I think my central point of disagreement with this comment is that I do think that it’s possible to have compact world models (or at least compact enough to matter). I think if there was a strong proof that it was not possible to have a generally intelligent agent with a compact world model (or a compact function which is able to estimate and approximate a world model), that would be an update for me.
(For the record, I think of myself as a generally intelligent agent with a compact world model)
In what sense? Your world-model is built out of ~100 trillion synapses, storing all sorts of illegible information including “the way my friend sounds when he talks with his mouth full” and “how it feels to ride a bicycle whose gears need lubrication”.

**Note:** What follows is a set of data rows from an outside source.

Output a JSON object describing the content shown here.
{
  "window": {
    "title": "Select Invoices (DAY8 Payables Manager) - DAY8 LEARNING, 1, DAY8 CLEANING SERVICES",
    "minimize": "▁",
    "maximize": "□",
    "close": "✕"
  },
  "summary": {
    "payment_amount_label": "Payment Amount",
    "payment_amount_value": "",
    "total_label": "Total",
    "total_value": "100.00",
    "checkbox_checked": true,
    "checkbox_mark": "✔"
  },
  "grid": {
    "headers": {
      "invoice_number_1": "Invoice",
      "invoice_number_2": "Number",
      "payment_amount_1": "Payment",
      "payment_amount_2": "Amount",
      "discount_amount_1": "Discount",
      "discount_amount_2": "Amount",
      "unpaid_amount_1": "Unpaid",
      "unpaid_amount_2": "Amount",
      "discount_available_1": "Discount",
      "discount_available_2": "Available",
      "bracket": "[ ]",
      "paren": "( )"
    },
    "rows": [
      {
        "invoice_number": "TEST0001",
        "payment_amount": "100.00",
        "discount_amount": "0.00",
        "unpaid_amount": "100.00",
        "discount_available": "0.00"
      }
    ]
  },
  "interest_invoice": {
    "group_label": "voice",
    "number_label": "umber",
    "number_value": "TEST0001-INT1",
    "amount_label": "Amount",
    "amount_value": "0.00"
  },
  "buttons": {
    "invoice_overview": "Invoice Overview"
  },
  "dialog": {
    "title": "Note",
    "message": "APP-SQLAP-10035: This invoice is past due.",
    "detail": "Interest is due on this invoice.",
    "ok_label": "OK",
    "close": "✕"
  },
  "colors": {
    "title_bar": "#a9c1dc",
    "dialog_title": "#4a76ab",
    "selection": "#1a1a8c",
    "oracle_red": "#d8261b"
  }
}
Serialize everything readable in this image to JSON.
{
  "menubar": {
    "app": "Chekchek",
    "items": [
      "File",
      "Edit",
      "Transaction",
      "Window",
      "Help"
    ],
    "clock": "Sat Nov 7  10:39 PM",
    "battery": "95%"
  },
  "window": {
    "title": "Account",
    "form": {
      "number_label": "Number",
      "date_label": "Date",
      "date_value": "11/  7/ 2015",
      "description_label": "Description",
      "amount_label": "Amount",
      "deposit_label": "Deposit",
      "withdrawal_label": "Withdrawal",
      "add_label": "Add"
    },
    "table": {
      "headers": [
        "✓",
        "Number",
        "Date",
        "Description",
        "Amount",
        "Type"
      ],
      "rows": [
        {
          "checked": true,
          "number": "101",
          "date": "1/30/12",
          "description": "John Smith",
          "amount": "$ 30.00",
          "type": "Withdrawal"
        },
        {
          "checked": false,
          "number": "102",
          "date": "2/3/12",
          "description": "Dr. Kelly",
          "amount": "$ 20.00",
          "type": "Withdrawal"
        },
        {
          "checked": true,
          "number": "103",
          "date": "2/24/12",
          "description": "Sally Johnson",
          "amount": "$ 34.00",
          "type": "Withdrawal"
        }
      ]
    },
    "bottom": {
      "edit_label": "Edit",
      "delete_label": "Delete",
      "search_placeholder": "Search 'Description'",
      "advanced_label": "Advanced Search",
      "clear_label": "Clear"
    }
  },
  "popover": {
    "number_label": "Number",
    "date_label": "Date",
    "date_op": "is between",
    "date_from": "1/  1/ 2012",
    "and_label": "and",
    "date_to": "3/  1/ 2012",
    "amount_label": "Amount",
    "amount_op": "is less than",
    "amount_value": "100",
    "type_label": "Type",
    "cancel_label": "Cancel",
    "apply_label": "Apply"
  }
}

That seems very different though! The GPT-3 source code is rather compact (gradient descent etc.); combine it with data and you get a huge and extraordinarily complicated illegible world-model (or just plain “model” in the GPT-3 case, if you prefer).
Likewise, the human brain has a learning algorithm that builds a world-model. The learning algorithm is (I happen to think) a compact easily-human-legible algorithm involving pattern recognition and gradient descent and so on. But the world-model built by that learning algorithm is super huge and complicated.
Sorry if I’m misunderstanding.
I’ll try to walk through why I think “coming up with new concepts outside what humans have thought of” is required. We want an AGI to be able to do powerful things like independent alignment research and inventing technology. (Otherwise, it’s not really an AGI, or at least doesn’t help us solve the problem that people will make more dangerous AGIs in the future, I claim.) Both these things require finding new patterns that have not been previously noticed by humans. For example, think of the OP that you just wrote. You had some idea in your head—a certain visualization and associated bundle of thoughts and intuitions and analogies—and had to work hard to try to communicate that idea to other humans like me.
Again, sorry if I’m misunderstanding.